Chapitre 42

Le lendemain, je suis tirée du lit par Lindorie. Elle me secoue de plus en plus fort. Je n'ai pas réussi à fermer l'oeil avant l'aube. J'étais sur mes gardes, convaincue qu'un Voleur d'étoiles pourrait rentrer dans notre chambre, même si la porte est fermée à clé. Les fenêtres n'ont pas de vitres et les Ouraniens savent voler. Je m'attendais au pire. J'ai fini par m'endormir avec mon arme entre les mains.

— On va être en retard Elwing ! Lève-toi !

— Ça ne changera pas de d'habitude, je marmonne alors que je me couvre la tête de la couverture.

— Tu as peut-être l'habitude d'être en retard, mais ce n'est pas mon cas ! On va visiter la ville, dépêches-toi !

— Mais tu as dû la visiter des dizaines de fois ! je baille.

— Non, aucune épreuve ne s'est déroulée sur Ouranix depuis des années. Et puis même si je l'avais déjà fait, la visite d'une ville aussi importante à un enjeu politique bien plus grand que de jouer les touristes.

Je frissonne sous mes couvertures. Lindorie sait toujours ce qui se cache derrière des choses anodines. Sa sagesse m'a toujours impressionnée.

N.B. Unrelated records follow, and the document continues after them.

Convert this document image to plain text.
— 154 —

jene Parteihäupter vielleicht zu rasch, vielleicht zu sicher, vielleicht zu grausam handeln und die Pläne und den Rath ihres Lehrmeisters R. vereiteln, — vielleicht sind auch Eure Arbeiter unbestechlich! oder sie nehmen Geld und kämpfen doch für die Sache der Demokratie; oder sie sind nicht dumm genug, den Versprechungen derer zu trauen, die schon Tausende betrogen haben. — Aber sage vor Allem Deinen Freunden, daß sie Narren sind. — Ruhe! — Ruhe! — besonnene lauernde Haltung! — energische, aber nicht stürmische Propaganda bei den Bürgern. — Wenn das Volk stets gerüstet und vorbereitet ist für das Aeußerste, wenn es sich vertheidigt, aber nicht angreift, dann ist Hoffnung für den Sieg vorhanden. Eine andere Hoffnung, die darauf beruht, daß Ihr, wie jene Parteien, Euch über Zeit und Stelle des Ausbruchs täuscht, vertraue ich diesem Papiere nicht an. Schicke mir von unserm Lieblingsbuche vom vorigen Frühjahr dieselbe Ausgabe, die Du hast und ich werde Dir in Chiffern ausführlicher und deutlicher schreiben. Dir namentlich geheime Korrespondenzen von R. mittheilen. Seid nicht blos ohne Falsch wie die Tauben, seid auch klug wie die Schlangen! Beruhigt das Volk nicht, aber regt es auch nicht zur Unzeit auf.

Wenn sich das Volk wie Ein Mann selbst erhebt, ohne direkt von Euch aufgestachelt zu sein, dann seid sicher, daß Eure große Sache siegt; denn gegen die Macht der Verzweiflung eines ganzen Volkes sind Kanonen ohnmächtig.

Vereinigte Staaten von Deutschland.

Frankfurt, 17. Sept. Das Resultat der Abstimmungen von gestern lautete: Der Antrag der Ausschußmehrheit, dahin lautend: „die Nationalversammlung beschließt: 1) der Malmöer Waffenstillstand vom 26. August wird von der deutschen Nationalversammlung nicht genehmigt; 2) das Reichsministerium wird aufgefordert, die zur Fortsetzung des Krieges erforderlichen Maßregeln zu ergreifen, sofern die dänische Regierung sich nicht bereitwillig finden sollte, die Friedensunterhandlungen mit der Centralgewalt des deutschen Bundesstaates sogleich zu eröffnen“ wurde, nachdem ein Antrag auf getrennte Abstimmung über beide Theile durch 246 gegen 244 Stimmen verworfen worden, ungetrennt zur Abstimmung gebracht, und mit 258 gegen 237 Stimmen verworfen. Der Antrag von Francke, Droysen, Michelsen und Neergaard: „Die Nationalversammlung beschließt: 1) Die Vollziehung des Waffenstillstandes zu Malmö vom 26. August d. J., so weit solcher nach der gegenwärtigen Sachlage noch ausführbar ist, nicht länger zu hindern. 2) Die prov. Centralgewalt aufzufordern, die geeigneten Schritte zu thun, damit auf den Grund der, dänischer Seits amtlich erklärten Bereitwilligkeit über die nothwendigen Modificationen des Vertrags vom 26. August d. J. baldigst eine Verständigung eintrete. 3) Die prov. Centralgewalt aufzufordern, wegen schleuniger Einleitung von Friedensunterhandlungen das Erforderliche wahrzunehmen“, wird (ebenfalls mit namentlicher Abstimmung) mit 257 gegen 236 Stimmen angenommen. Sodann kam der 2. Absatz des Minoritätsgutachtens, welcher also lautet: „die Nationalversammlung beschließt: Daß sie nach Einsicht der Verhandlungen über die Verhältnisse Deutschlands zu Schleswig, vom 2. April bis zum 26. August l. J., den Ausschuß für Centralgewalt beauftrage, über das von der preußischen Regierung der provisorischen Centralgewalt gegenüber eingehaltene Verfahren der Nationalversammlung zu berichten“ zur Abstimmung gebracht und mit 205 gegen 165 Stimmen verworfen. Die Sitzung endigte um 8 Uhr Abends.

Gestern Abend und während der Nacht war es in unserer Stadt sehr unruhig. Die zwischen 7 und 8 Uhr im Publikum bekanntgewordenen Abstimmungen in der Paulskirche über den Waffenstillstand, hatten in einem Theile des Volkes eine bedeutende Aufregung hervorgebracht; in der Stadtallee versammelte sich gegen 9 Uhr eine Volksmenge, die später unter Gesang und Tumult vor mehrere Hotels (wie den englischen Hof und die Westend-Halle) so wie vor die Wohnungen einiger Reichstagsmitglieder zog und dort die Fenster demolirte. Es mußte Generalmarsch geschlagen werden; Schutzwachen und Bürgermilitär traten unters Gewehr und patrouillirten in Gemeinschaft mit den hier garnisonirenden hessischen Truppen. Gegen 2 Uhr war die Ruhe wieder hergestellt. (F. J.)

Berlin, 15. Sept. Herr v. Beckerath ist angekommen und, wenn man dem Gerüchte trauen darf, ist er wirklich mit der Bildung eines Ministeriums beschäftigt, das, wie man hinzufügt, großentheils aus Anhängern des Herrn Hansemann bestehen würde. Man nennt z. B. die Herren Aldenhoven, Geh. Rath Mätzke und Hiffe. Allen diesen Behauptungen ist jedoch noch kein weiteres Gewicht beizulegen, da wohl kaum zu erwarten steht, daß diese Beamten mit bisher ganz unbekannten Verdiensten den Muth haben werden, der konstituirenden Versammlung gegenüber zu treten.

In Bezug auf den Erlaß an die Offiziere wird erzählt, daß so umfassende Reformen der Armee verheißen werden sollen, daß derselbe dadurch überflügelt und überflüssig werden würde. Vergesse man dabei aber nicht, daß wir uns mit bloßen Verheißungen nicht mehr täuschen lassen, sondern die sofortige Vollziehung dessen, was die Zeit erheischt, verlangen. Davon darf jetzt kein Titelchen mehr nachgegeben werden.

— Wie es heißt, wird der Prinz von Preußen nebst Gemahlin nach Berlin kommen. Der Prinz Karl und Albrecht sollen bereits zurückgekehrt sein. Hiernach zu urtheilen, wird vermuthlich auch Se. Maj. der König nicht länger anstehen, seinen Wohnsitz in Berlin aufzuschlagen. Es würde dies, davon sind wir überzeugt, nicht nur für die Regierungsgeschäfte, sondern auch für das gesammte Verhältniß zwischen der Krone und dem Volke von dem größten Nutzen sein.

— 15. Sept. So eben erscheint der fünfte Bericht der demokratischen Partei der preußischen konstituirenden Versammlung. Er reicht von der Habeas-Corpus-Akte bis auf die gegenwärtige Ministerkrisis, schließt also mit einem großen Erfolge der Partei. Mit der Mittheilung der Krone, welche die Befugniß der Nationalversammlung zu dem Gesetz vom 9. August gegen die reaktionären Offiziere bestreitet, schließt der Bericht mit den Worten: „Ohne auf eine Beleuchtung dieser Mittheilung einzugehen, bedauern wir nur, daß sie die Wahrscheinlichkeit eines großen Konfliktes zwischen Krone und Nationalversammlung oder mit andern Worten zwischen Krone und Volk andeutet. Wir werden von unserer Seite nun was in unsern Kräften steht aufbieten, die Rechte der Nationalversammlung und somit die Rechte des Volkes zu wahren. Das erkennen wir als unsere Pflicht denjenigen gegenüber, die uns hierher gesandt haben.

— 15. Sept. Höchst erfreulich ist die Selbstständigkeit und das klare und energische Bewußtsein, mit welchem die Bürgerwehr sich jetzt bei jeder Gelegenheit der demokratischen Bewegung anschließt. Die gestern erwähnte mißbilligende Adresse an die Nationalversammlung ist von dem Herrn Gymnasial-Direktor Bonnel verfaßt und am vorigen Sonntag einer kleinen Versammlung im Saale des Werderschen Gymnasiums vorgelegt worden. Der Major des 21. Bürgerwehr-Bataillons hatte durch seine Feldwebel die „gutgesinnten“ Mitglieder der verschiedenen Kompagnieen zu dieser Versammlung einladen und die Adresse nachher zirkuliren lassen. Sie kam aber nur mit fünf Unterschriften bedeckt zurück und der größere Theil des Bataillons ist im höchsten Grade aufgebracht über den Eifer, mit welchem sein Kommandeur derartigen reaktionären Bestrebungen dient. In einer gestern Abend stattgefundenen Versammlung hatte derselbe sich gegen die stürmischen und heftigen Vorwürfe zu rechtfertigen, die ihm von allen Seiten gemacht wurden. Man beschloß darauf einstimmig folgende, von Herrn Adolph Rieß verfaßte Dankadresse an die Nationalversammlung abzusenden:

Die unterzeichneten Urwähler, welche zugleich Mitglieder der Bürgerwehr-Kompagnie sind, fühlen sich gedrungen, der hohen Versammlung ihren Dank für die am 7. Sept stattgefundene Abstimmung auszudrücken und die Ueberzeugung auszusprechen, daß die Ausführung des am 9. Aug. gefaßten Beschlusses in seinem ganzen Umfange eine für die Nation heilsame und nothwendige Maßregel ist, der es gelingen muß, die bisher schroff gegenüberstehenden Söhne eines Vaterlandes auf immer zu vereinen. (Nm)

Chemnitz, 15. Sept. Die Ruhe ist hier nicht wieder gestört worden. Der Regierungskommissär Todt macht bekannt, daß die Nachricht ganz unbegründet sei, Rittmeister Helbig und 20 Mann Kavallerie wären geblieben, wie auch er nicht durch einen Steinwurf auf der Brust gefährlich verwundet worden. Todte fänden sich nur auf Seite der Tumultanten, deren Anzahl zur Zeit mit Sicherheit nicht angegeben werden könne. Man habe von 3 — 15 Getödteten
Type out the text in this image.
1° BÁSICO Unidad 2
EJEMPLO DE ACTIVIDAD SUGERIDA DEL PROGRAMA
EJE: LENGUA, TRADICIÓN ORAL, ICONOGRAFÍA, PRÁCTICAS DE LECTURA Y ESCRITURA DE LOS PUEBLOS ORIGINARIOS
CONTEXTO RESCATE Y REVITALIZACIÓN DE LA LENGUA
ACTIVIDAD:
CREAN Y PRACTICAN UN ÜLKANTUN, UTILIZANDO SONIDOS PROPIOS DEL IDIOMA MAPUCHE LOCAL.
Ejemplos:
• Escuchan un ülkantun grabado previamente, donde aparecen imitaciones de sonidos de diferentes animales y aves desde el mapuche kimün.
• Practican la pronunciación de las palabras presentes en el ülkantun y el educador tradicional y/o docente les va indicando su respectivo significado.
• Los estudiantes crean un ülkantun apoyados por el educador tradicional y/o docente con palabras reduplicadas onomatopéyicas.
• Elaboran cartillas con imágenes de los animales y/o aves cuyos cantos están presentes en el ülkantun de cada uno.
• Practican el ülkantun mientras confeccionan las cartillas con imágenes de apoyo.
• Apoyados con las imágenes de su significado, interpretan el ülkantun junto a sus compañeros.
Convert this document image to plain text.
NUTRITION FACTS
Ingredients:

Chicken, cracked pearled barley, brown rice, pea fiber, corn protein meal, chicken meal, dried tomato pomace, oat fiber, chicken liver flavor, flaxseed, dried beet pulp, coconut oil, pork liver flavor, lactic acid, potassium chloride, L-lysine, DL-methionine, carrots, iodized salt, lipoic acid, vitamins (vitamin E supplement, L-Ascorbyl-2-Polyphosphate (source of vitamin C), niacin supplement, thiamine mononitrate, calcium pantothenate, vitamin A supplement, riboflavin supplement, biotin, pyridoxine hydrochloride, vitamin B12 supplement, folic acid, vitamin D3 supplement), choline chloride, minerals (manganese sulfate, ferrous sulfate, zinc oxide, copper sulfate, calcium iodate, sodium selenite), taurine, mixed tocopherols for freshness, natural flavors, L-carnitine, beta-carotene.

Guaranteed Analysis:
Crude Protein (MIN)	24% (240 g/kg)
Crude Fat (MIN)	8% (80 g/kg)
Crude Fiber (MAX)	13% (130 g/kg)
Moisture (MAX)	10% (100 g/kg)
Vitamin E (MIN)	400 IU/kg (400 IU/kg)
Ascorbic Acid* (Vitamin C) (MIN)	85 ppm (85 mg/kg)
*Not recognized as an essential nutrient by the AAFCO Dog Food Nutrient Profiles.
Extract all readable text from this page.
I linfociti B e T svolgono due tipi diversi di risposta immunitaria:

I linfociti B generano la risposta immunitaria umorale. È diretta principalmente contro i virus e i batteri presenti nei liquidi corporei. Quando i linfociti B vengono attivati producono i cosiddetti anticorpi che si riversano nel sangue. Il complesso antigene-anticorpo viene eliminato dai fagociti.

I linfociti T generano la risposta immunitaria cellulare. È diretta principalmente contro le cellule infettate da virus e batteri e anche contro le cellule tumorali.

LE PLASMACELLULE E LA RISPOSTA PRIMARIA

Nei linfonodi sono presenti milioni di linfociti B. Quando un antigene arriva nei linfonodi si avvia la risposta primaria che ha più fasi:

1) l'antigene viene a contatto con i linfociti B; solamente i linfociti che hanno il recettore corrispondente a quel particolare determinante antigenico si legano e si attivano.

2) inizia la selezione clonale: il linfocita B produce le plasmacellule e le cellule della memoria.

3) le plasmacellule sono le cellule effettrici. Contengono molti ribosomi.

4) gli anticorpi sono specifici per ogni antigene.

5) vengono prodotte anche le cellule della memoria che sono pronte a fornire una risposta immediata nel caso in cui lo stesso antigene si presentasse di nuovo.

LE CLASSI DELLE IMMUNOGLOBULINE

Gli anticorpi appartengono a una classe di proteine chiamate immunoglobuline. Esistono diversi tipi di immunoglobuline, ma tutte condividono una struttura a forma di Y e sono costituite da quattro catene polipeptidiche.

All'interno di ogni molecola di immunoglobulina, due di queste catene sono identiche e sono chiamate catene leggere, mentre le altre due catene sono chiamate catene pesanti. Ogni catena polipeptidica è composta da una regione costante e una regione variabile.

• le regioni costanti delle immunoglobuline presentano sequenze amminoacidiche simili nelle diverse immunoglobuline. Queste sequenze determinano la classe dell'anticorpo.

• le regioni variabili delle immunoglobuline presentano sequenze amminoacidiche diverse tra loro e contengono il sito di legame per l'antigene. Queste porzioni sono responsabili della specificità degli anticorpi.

J'ouvre à demi les paupières et je m'aperçois que mon amie court partout dans la chambre et m'empêche de me rendormir. Hier, j'avais envie de gambader dans les rues de sable rouge de Gwindor. Aujourd'hui, la perspective de rester au lit me paraît beaucoup plus alléchante. Je grogne sous mon oreiller. Avant, j'aurais pu être levée aux aurores et lire un bouquin d'histoire. Maintenant que ma vie est en danger, je me rends compte à quel point les gens qui font la grasse matinée ont raison. C'est largement plus relaxant que d'affronter la réalité.

— Elwing ! C'est la dernière fois que je te le répète !

Elle me rappelle ma mère. Des pensées nostalgiques commencent à menvahir.

Je me souviens qu'elle me préparait mon chocolat chaud quand je ne pouvais pas me lever, qu'elle avançait la pendule de la cuisine pour que je ne sois pas en retard. Je me souviens de cette légende qu'elle me contait pour m'endormir quand j'étais enfant : la dernière Couronne. C'était l'histoire d'une petite fille à peine née qu'on avait arrachée à sa mère car son monde disparaissait.

— Tu ne veux pas savoir quelle sera la prochaine épreuve ? Ça m'étonne de toi ! rétorque Lindorie en me sautant dessus.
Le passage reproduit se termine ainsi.